Search code examples
phphtmldomhtml-parsingtext-extraction

Get the text from all elements with a nominated class as a flat array


I know we can use PHP DOM to parse HTML using PHP, but I have a specific requirement. I have an HTML content like below

<p class="Heading1-P">
    <span class="Heading1-H">Chapter 1</span>
</p>
<p class="Normal-P">
    <span class="Normal-H">This is chapter 1</span>
</p>
<p class="Heading1-P">
    <span class="Heading1-H">Chapter 2</span>
</p>
<p class="Normal-P">
    <span class="Normal-H">This is chapter 2</span>
</p>
<p class="Heading1-P">
    <span class="Heading1-H">Chapter 3</span>
</p>
<p class="Normal-P">
    <span class="Normal-H">This is chapter 3</span>
</p>

I want to parse the above HTML and save the content into two different arrays like:

$heading and $content

$heading = array('Chapter 1', 'Chapter 2', 'Chapter 3');
$content = array('This is chapter 1', 'This is chapter 2', 'This is chapter 3');

I can achieve this simply using jQuery.

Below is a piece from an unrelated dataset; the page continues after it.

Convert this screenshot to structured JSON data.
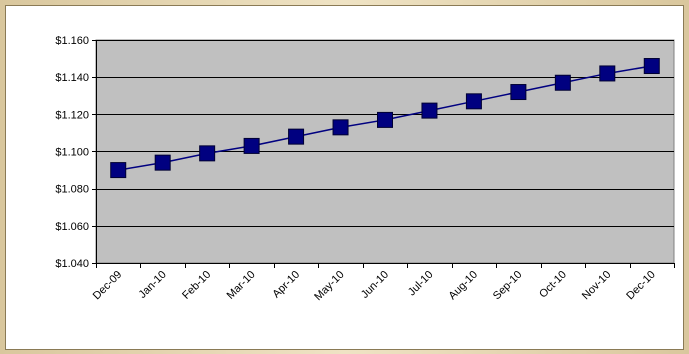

But I am not sure, if that's the right way.


Solution

  • Try to look at PHP Simple HTML DOM Parser

    It has brilliant syntax similar to jQuery so you can easily select any element you want by ID or class

    // include/require the simple html dom parser file
    
    $html_string = '
        <p class="Heading1-P">
            <span class="Heading1-H">Chapter 1</span>
        </p>
        <p class="Normal-P">
            <span class="Normal-H">This is chapter 1</span>
        </p>
        <p class="Heading1-P">
            <span class="Heading1-H">Chapter 2</span>
        </p>
        <p class="Normal-P">
            <span class="Normal-H">This is chapter 2</span>
        </p>
        <p class="Heading1-P">
            <span class="Heading1-H">Chapter 3</span>
        </p>
        <p class="Normal-P">
            <span class="Normal-H">This is chapter 3</span>
        </p>';
    $html = str_get_html($html_string);
    foreach($html->find('span') as $element) {
        if ($element->class === 'Heading1-H') {
            $heading[] = $element->innertext;
        }else if($element->class === 'Normal-H') {
            $content[] = $element->innertext;
        }
    }